Nella sperimentazione clinica dovrà essere confermata la tollerabilità della combinazione e, inoltre, in via preliminare si dovrà valutare l’efficacia della combinazione di una dieta ipoglicemica e metformina per fermare la progressione del tumore, in aggiunta a terapie già in uso come la chemio. Studi precedenti hanno già dimostrato che i pazienti in terapia chemioterapica tollerano bene sia la riduzione glicemica, sia l’assunzione di metformina. “Si sa da circa un secolo che il metabolismo è una delle differenze chiave fra la cellula cancerosa e quella sana – spiega Minucci – e quindi deve essere possibile uccidere le cellule malate sfruttando questa differenza“.
La cellula usa due processi per generare energia: la glicolisi, che si basa sulla disponibilità di glucosio, e la fosforilazione ossidativa, che può essere inibita con la metformina. Noi abbiamo pensato di attaccare il metabolismo – sottolinea Minucci – mirando al fenomeno della ‘plasticità metabolica’, vale a dire la strategia con cui la cellula cancerosa si adatta, passando dalla glicolisi alla fosforilazione ossidativa e viceversa, in condizioni di mancanza di nutrimento. Nel nostro studio, riducendo il tasso glicemico con la dieta e somministrando metformina, abbiamo inibito la plasticità metabolica e abbiamo fatto morire le cellule tumorali. Ma siamo andati oltre, scandagliando il meccanismo dell’effetto sinergico di dieta e metformina“.
Grazie a una dettagliata analisi funzionale a livello molecolare, abbiamo scoperto che ciò che fa morire la cellula tumorale – prosegue – è l’attivazione della proteina Pp2a e del suo circuito molecolare.

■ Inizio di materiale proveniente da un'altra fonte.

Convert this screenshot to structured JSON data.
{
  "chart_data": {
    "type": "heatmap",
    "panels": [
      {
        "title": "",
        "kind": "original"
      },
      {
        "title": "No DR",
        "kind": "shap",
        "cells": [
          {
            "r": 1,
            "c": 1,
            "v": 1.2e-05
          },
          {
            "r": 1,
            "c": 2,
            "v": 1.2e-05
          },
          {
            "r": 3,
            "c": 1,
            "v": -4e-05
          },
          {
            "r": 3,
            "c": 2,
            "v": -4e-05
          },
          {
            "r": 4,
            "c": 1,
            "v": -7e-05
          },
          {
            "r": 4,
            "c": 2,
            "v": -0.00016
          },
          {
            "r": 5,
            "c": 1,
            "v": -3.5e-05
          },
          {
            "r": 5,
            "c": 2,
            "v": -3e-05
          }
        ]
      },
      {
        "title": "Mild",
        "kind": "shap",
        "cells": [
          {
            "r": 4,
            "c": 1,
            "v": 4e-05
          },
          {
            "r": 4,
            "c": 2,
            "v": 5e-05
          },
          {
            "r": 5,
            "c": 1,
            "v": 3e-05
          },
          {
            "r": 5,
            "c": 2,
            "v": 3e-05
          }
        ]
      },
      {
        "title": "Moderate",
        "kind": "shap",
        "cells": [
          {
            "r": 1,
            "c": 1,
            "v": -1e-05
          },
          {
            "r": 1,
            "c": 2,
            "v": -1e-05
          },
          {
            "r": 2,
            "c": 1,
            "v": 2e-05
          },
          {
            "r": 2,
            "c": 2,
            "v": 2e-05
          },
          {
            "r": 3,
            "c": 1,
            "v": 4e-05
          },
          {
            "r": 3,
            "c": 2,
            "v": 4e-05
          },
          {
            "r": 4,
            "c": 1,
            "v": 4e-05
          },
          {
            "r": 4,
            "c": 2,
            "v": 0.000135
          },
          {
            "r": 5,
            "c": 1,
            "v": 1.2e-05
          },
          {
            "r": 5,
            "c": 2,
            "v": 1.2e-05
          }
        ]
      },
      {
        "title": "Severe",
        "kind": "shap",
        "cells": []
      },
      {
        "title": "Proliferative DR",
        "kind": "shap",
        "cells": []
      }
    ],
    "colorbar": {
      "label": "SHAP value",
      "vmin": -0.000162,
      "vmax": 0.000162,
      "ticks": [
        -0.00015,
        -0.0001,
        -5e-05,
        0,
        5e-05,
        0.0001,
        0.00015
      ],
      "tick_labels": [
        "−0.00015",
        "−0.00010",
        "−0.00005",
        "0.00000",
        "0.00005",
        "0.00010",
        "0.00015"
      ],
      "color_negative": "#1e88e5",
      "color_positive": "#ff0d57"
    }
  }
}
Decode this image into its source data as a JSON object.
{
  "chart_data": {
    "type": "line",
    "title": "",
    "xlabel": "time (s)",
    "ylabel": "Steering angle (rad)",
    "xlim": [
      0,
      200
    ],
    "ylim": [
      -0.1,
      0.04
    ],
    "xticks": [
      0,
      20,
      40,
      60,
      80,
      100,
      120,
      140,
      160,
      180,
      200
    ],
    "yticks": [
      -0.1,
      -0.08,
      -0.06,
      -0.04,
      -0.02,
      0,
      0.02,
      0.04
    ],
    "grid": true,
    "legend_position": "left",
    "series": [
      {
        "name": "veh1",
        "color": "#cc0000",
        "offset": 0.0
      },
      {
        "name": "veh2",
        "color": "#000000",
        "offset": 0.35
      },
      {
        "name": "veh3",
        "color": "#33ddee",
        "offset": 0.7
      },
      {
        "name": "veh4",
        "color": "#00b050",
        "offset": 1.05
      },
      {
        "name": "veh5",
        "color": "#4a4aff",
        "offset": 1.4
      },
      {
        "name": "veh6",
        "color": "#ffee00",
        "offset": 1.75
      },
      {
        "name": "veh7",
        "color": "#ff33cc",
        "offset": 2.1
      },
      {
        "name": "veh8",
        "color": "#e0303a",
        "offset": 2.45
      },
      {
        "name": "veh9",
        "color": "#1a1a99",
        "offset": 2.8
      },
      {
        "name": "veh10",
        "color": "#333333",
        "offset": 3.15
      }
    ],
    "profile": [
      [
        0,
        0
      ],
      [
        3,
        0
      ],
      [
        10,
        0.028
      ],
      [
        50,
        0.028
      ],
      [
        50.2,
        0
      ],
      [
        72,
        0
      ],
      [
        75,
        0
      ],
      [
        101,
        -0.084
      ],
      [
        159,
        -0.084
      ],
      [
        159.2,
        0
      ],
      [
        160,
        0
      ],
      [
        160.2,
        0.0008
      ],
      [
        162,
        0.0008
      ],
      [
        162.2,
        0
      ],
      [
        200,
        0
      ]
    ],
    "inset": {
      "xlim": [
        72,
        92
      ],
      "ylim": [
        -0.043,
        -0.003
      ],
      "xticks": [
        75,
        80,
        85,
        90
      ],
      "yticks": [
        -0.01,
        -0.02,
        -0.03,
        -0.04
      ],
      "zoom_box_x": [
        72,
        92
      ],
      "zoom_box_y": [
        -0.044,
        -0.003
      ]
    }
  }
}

Questo è un dato importante non solo dal punto di vista scientifico, ma anche utile per la clinica. Ipotizziamo infatti che i pazienti che presentano una mutazione in questo circuito potrebbero non rispondere alla futura terapia con dieta e metformina“.
Siamo nelle condizioni di avviare immediatamente studi clinici – conclude Minucci – e questo passaggio così rapido è molto raro nel passaggio dalla ricerca di base alla clinica, ed è per noi motivo di grande soddisfazione e di aspettativa per gli sviluppi futuri“.